Anyway, Bapak A tadi menghampiri saya untuk meminta tolong menyelesaikan tugas sekolah bahasa Inggris anaknya (sebut saja B). Ini bukanlah kali pertama saya dimintai tolong oleh beliau - sebelumnya, beliau sudah pernah beberapa kali datang untuk meminta tolong saya mengkoreksi tugas bahasa Inggris yang telah dikerjakan sang anak. Biasanya, saya mengiyakan dengan senang hati, karena menurut saya, tidak ada salahnya meluangkan waktu lima menit berbagi ilmu dengan orang lain. Namun, permintaan si Bapak A minggu ini ternyata berbeda dari biasanya dan membuat saya mengangkat alis tinggi-tinggi. Alih-alih meminta tolong saya mengkoreksi pekerjaan sang anak, saya dimintai tolong membuat tugas sang anak dari nol (tugasnya sederhana saja: menerjemahkan tiga lembar lembar profil Walikota Bogor dari Bahasa Indonesia ke dalam Bahasa Inggris). 

Waduh. 

(sumber: pokerstrategy.com)

Saya bukan orang yang banyak bicara di kantor, namun saya tidak bisa menahan diri untuk bertanya langsung (dan dengan nada yang barangkali terdengar sedikit ketus, walaupun saya tidak bermaksud untuk bersikap ketus. Saya hanya sedikit terkejut): 

Saya: "Loh Pak, kok saya yang mengerjakan? Kalau saya yang mengerjakan ya yang dapat nilai saya, bukan anak Bapak." 
Bapak A: "Ya dibantu-lah, Dith. Supaya dapat nilai bagus." 

Alis saya terangkat semakin tinggi. Saya pun mulai tertawa, karena kalimat barusan terdengar amat konyol di telinga saya. 

Saya: "Bapak ini gimana sih. Kalau saya yang ngerjain, ya pasti bagus nilainya. Tapi si B kapan pintarnya? Bapak lebih milih B pintar atau nilainya bagus?" 

Bapak A tidak menjawab. Dan saya pun terus saja berbicara (karena kalau sudah buka suara, akan sulit bagi saya untuk berhenti berbicara) sambil sesekali tertawa geli. 

Saya: "Maaf Pak, kali ini saya tidak bisa membantu. Kalau mengkoreksi tugas yang dikerjakan B sih tidak masalah. Tapi kalau mengerjakan dari awal saya tidak bisa. Secara prinsip, saya tidak bisa membantu." 
Bapak A: "B sibuk, Dith. Pulang sekolah sore, masih bimbel. Sampai rumah sudah malam tapi tugas sekolah banyak. Padahal besok harus berangkat subuh"

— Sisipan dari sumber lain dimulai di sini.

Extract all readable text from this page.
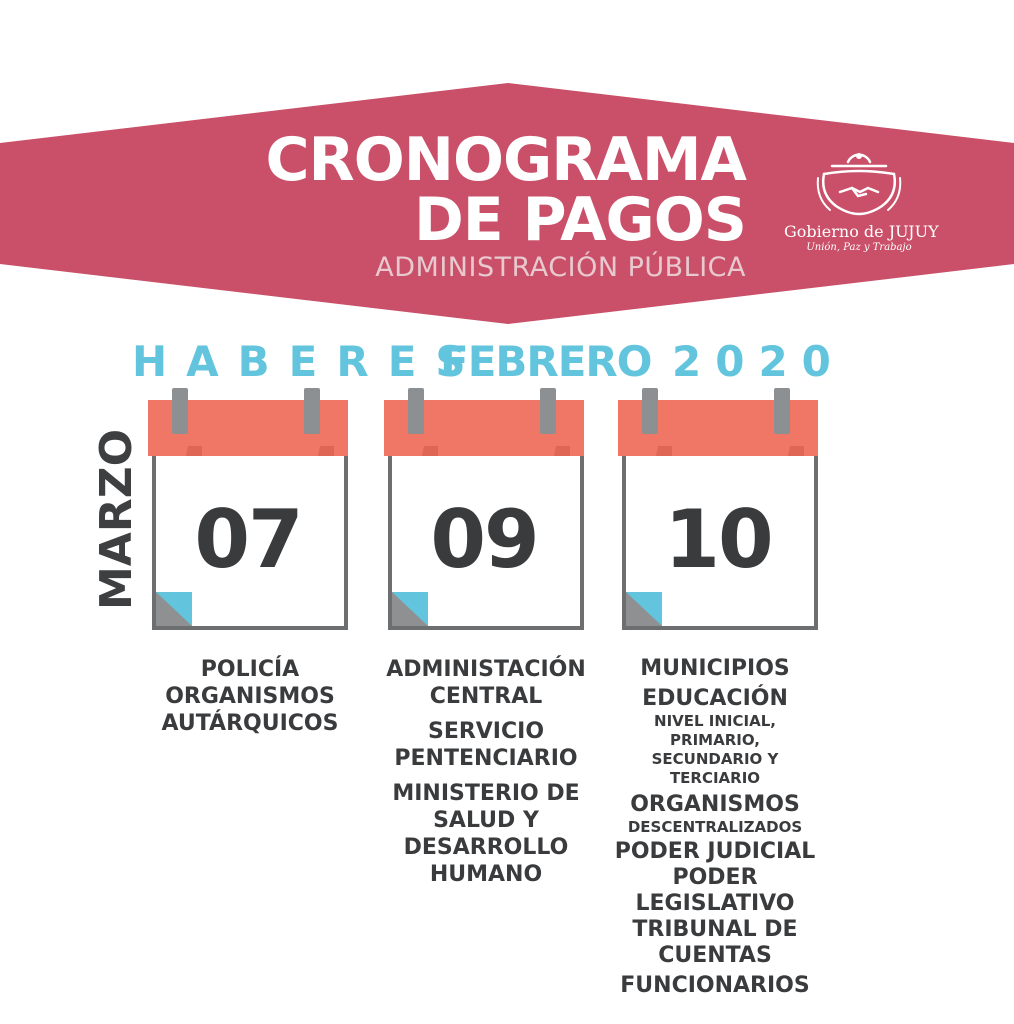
CRONOGRAMA
DE PAGOS
ADMINISTRACIÓN PÚBLICA
Gobierno de JUJUY
Unión, Paz y Trabajo
HABERES
FEBRERO 2020
MARZO 07	09	10
POLICÍA
ORGANISMOS AUTÁRQUICOS
ADMINISTACIÓN CENTRAL
SERVICIO PENTENCIARIO
MINISTERIO DE SALUD Y DESARROLLO HUMANO
MUNICIPIOS
EDUCACIÓN
NIVEL INICIAL, PRIMARIO, SECUNDARIO Y TERCIARIO
ORGANISMOS
DESCENTRALIZADOS
PODER JUDICIAL
PODER LEGISLATIVO
TRIBUNAL DE CUENTAS
FUNCIONARIOS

Nada suara Bapak A yang sedikit mengiba tidak membuat saya berubah pikiran. Dengan tegas, saya tetap menolak untuk membantu dan cerita dengan Bapak A pun berakhir sampai di situ (atau begitulah yang saya kira. Beberapa hari kemudian, saya baru tahu kalau Bapak A ternyata pantang menyerah dan ganti meminta tolong teman kantor saya lain yang juga memiliki kemampuan berbahasa Inggris di atas rata-rata. Bedanya, teman saya ini tidak bisa/tidak enak (?) menolak permintaan tolong tersebut dan akhirnya membantu mengerjakan di luar jam kantor. Akhirnya, teman kantor saya pun habis digoda orang kantor karena telah bersedia mengerjakan tugas yang saya tolak mentah-mentah. Dapat lungsuran saya, katanya. Kasihan *pukpuk*) 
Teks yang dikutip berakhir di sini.